# DVI --> Full HD? welches Kabel??



## Triple-Y (12. Oktober 2008)

hallöchen,

ich möchte gerne meinen HTPC mit einem Full HD LCD verbinden. Leider hab ich null Ahnung von DVI-D/I/A -Hdmi & CO.

die Grafikkarte *HD3650* --> *FullHD* mit Anschlüsse: _Common Interface: 1, HDMI-Schnittstellen: 4, YUV-Komponenten-Anschluss, Scart-Anschlüsse: 2_

die Frage: 
Welche Verbindungsart ist die Beste??? 
Was muss ich beachten und welche Kabel sollte ich verwenden ???
geht sowas -> HDMI-DVI ADAPTER KABEL VERGOLDET HOHE QUALITÄT 2,0M NEU bei eBay.de: Monitor- Projektor- TV-Kabel (endet 07.11.08 20:09:59 MEZ)
??

gruuuuß


----------



## Herbboy (13. Oktober 2008)

einfach per HDMI. die ATI-karte müßte nen adapter dabei gehabt haben, damit du an deren DVI-port ein HDMI-kabel anschließen kannst. dann brauchst du zusätzlich an sich nur ein normales HDMI-kabel. 

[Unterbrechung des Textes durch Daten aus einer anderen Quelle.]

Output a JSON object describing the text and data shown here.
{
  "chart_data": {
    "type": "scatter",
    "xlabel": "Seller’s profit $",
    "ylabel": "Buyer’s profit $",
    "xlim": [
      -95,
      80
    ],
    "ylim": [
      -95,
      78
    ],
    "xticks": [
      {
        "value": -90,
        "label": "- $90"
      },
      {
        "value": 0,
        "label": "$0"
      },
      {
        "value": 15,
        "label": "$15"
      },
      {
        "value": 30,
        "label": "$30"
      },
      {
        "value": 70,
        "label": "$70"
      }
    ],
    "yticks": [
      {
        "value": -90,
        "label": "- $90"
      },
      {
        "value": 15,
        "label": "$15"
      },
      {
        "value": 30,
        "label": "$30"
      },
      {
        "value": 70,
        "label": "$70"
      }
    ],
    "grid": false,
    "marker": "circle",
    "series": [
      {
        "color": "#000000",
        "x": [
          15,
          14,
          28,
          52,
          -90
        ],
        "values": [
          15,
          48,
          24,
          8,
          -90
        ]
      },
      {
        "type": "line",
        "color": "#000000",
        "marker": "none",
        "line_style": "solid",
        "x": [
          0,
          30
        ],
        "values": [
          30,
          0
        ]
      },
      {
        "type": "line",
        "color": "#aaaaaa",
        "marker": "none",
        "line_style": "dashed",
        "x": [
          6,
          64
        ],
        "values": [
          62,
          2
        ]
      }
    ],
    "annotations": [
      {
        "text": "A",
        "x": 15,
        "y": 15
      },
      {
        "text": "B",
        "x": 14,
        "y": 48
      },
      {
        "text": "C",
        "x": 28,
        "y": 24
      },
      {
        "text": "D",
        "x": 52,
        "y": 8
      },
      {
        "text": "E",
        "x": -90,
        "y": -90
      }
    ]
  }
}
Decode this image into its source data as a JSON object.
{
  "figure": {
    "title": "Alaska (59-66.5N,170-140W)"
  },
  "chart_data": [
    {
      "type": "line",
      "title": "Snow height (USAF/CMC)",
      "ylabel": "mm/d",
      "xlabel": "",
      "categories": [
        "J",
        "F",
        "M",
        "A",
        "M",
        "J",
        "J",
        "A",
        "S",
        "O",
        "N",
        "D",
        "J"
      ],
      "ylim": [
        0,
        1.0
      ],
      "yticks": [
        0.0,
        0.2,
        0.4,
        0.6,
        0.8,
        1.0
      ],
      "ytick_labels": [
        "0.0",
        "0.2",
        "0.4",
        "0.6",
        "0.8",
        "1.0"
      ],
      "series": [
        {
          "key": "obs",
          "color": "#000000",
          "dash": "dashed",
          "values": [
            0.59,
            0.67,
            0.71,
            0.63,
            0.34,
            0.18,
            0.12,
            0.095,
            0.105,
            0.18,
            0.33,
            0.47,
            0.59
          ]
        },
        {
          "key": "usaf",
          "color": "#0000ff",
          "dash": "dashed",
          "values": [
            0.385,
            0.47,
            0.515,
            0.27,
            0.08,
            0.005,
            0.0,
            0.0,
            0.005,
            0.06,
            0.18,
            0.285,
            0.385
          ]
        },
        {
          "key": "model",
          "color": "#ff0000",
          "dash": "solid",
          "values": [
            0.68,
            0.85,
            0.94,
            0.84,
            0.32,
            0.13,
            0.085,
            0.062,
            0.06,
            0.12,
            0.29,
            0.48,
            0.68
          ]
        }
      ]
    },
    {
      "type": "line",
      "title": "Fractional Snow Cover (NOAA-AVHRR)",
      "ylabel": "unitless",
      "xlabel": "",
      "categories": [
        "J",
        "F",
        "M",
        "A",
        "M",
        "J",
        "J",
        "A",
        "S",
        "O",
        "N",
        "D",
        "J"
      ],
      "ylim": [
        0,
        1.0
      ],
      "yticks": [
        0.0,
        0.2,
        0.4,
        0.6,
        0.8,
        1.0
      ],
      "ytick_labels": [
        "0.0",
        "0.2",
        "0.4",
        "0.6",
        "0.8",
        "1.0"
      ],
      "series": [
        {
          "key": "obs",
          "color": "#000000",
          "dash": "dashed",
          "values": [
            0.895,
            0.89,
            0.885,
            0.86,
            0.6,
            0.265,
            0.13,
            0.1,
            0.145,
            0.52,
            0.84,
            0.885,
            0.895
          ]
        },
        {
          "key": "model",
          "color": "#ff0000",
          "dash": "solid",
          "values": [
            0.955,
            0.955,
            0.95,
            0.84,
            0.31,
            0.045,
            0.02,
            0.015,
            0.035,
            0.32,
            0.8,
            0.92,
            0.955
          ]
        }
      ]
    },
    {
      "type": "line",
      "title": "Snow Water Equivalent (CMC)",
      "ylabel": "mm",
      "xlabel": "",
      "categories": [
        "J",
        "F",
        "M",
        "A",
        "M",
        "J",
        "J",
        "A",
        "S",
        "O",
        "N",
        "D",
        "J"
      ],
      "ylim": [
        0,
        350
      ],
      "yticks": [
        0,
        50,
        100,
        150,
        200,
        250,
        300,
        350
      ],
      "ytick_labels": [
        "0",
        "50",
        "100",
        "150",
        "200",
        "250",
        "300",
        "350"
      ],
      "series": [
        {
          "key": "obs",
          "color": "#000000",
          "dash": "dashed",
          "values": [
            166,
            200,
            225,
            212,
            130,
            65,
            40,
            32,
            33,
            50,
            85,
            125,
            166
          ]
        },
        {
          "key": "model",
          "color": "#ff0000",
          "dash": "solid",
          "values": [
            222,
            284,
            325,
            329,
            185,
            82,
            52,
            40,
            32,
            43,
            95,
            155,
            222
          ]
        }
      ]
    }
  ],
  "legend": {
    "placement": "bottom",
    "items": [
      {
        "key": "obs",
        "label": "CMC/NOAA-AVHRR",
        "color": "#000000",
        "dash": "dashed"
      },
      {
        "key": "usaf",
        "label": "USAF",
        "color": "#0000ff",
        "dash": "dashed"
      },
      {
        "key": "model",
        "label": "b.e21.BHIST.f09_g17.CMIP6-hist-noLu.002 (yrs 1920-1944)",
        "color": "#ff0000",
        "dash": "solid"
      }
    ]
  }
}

das verlinkte müßte aber auch klappen.


----------



## Railroadfighter (13. Oktober 2008)

Ja aber hier gibts  einen Thread (http://extreme.pcgameshardware.de/monitore/24333-dvi-auf-hdmi-kein-bild.html), wo so ein Kabel nicht funktioniert, also sei Vorsichtig.


----------